Terapia neoadjuwantowa ICI kontra monoterapia anty-PD1
Tagi: | czerniak, dwulekowa neoadjuwantowa terapia inhibitorami immunologicznego punktu kontrolnego, monoterapia anty-PD1 |
Dwulekowa neoadjuwantowa terapia inhibitorami immunologicznego punktu kontrolnego zwiększa prawdopodobieństwo odpowiedzi w porównaniu z monoterapią anty-PD1 u pacjentów z resekcyjnym czerniakiem wysokiego ryzyka, ale kosztem częstszego występowania działań niepożądanych.
Przeprowadzono połączoną analizę 6 badań klinicznych analizujących skuteczność i bezpieczeństwo stosowania inhibitorów immunologicznego punktu kontrolnego (ICI) w terapii neoadjuwantowej u pacjentów z resekcyjnym czerniakiem z grupy wysokiego ryzyka. Analizą objęto badania kliniczne I, II lub III fazy, których wyniki opublikowano w okresie od stycznia 2018 r. do marca 2023 r. Badania oceniały skuteczność i bezpieczeństwo monoterapii anty-PD1 oraz skojarzenie leku anty-CTLA4 z anty-PD1 w terapii neoadjuwantowej u pacjentów z resekcyjnym czerniakiem wysokiego ryzyka.

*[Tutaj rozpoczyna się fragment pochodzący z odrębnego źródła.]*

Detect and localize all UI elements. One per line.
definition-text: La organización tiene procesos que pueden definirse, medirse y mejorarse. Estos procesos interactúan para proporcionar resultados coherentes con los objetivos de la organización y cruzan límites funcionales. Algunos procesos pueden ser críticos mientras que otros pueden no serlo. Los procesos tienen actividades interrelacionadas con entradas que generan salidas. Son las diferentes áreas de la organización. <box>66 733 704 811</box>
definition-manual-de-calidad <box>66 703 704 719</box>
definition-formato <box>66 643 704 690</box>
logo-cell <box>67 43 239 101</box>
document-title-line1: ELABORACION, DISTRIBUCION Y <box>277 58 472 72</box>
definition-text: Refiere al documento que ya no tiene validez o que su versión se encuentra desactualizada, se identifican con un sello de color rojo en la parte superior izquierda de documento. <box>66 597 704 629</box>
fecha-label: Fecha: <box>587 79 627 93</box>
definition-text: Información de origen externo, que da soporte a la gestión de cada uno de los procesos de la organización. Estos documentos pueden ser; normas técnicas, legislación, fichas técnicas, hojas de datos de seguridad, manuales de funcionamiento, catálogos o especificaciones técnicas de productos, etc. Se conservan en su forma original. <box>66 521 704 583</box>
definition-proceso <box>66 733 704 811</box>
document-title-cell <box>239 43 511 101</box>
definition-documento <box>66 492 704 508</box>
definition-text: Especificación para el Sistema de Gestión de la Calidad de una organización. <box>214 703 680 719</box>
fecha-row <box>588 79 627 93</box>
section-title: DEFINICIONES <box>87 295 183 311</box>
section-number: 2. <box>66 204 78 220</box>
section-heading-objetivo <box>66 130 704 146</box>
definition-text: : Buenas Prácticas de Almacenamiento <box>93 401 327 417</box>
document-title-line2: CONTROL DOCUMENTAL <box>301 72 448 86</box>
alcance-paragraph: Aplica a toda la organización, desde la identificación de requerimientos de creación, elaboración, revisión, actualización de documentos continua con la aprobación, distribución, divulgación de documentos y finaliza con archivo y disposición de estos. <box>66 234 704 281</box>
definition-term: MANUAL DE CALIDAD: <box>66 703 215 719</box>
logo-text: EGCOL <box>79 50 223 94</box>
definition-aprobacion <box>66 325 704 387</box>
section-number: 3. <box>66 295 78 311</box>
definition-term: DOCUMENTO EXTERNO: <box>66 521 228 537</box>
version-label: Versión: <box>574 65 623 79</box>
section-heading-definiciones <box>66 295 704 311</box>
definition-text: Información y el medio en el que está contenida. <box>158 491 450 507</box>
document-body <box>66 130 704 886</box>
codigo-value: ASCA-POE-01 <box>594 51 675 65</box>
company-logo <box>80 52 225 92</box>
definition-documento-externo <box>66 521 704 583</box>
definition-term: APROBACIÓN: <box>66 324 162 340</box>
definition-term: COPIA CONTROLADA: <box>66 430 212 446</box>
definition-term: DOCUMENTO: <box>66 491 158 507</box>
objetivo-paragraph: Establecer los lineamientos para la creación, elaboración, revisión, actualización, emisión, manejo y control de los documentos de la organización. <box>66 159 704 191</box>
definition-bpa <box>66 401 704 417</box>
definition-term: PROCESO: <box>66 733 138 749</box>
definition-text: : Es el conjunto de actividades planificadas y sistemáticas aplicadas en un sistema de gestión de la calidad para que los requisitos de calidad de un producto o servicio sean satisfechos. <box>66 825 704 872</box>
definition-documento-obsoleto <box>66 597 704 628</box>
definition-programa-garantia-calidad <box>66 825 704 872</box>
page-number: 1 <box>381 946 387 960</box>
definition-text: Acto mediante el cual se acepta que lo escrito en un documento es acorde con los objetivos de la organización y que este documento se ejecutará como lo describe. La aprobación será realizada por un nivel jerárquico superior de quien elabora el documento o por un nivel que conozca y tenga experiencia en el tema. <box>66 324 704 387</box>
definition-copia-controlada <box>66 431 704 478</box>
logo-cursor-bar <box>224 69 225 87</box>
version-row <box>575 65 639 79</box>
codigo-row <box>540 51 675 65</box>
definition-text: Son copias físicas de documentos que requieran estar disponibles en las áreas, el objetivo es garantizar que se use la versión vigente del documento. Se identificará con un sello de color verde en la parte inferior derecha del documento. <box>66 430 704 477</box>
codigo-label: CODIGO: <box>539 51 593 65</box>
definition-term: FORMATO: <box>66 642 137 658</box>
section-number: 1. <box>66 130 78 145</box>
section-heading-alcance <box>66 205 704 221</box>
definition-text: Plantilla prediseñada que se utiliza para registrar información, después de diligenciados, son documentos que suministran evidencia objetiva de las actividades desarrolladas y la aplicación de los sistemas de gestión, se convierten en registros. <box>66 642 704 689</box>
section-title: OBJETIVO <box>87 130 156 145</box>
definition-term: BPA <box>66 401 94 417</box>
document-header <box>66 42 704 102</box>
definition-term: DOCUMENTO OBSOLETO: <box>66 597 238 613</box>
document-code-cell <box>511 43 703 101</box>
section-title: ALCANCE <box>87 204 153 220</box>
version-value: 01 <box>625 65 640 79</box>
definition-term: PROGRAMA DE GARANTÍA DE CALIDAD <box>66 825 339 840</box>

Pacjenci otrzymywali lek anty-PD1 w monoterapii, dwulekową terapię ICI w konwencjonalnej dawce 3 mg/kg ipilimumabu i 1 mg/kg niwolumabu, albo dwulekową terapię ICI w alternatywnym schemacie dawkowania 1 mg/kg ipilimumabu i 3 mg /kg niwolumabu. Pierwszorzędowe punkty końcowe obejmowały całkowitą odpowiedź radiologiczna (rCR), ogólną obiektywną odpowiedź radiologiczną (rOOR) oraz radiologiczną progresję choroby. Uwzględniono także pCR, odsetek pacjentów poddawanych resekcji chirurgicznej oraz występowanie działań niepożądanych o podłożu immunologicznym (irAE) stopnia 3. lub 4.
Dwulekowa terapia neoadjuwantowa ICI to większe prawdopodobieństwo pCR
Wśród 573 pacjentów włączonych do 6 badań klinicznych dwulekowa terapia neoadjuwantowa ICI wiązała się z większym prawdopodobieństwem uzyskania pCR w porównaniu z monoterapią anty-PD1 [iloraz szans (OR) 3,16; p <0,001]. Dwulekowa terapia neoadjuwantowa ICI wiązała się też z większym ryzykiem wystąpienia irAE stopnia 3. lub 4. w porównaniu z monoterapią anty-PD1 (OR 3,75; p <0,001).
Porównując schemat leczenia ipilimumabem i niwolumabem w alternatywnych dawkach z ipilimumabem i niwolumabem w dawkach konwencjonalnych, nie stwierdzono statystycznie istotnej różnicy w zakresie rCR, rOOR, radiologicznej progresji choroby oraz pCR. Leczenie ipilimumabem i niwolumabem w konwencjonalnych dawkach wiązało się jednak z częstszym występowaniem irAE stopnia 3. lub 4. (OR 4,76; p <0,001).
Leczenie ipilimumabem i niwolumabem w konwencjonalnych dawkach wiązało się z większym prawdopodobieństwem poprawy rOOR (OR 1,95; p = 0,046) i pCR (OR 2,99; p <0,001) w porównaniu z monoterapią anty-PD1.
Leczenie ipilimumabem i niwolumabem w alternatywnych dawkach również wiązało się z większymi szansami uzyskania rCR (OR 2,55; p = 0,03) i pCR (OR 3,87; p <0,001) w porównaniu z monoterapią anty-PD1. Ryzyko wystąpienia irAE stopnia 3. lub 4. jest większe zarówno po zastosowaniu konwencjonalnych (OR 9,59; p <0,001), jak i alternatywnych dawek ipilimumabu i niwolumabu (OR 2,02; p = 0,02) w porównaniu z monoterapią anty-PD1.